The creaking stops as Thomas opens his mouth, still smiling, and he says, "Did you ever wonder why the people I brought here disappeared, Mariam?" And now that I think about it, they did all disappear, every single one of them. Thomas said that his first girlfriend moved away, told me that his second boyfriend had broken up with him and skipped town to avoid him, told me about how he'd made up with his childhood bully who had suddenly been reported missing around two weeks ago.
He must be able to see it dawning on me. "Yeah, and now you're going to be with them. Ya wanna see somethin'?" He reaches into his back pocket, pulling out a clown mask, and I let out a sob I didn't even know I was holding.
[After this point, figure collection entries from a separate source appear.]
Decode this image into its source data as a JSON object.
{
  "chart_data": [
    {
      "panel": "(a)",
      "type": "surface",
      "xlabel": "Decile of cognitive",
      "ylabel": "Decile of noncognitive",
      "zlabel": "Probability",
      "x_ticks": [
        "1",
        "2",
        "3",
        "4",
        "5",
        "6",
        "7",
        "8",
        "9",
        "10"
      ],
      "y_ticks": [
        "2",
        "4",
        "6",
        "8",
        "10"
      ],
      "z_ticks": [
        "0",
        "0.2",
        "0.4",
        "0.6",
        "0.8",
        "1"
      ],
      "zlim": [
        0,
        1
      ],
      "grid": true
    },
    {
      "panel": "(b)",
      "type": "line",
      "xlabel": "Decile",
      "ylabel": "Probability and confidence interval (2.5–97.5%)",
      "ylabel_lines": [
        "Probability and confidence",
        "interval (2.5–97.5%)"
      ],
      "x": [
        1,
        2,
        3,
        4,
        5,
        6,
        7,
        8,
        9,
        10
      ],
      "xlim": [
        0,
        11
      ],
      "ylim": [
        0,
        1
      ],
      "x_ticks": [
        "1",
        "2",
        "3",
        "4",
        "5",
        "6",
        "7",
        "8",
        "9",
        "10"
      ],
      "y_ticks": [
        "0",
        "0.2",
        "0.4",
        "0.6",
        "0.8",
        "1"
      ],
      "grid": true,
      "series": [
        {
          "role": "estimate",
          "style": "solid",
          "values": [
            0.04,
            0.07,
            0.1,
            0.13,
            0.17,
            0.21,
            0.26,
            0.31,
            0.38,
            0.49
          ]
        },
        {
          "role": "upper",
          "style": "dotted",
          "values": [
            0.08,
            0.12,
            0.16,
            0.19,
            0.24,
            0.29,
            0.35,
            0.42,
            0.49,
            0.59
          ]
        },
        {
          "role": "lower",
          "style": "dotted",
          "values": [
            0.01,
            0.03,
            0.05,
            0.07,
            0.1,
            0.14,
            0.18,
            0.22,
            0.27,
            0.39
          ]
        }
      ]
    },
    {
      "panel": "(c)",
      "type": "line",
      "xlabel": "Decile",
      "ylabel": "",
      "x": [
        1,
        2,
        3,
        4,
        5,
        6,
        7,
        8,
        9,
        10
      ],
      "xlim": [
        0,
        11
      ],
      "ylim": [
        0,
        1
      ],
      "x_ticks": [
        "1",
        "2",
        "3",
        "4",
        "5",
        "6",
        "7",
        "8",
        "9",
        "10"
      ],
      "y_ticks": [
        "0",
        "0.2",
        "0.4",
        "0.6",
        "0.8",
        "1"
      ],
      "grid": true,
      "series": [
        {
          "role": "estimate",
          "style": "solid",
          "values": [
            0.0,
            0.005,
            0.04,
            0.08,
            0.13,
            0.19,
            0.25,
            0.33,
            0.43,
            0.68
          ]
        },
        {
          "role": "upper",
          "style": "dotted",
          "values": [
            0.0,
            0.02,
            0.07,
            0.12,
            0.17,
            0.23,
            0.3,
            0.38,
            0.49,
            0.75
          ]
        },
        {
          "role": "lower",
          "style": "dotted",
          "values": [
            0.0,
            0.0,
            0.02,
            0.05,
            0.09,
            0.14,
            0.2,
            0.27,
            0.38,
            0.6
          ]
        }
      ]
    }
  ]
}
"Why are you doing this to me?" I ask, and Thomas snaps the mask into place around his face, standing up and moving himself to stand on one side of the door frame. The car is almost entirely vertical, and I try to push myself back in, but he steps on my hand.
"Do you know how much danger I could be in with you?" He says, his voice low and gravelly. "You're the only one who knows me, who can possibly figure this out, and your father is the chief of police. I can't risk going to jail, y'know."
He pushes my hand off of the metal with his shoe, and I can't see his face anymore besides his eyes. They don't even look like his anymore, dark and cruel and all sorts of off. "Are you ready to die, Mariam?"
I shake my head, but it's pointless as he moves to push my other hand off. "Wait, wait, Thomas, I have a question, how was this thing moving so much?"
He scoffs as he replies, "That was the wind. Happenstance. I got real lucky, these things are so old." And then he pushes me off, and I'm screaming so loud that it hurts.
When I hit the ground, I feel so many of my bones break, and I guess I didn't realize how far up we were, spurred on by adrenaline of danger. I didn't know the danger would be right in front of me, I didn't know I was following that danger into death.
The time that I'm alive blurs together, and I know that I'm going to die, because I know my spine is fractured at least twice, once in the neck. There's nothing I can do as I watch Thomas get down from the ferris wheel, and he doesn't even bother coming over to look at me; I see him walk away, and the only thing I can muster up the energy to do in my last moments is cry.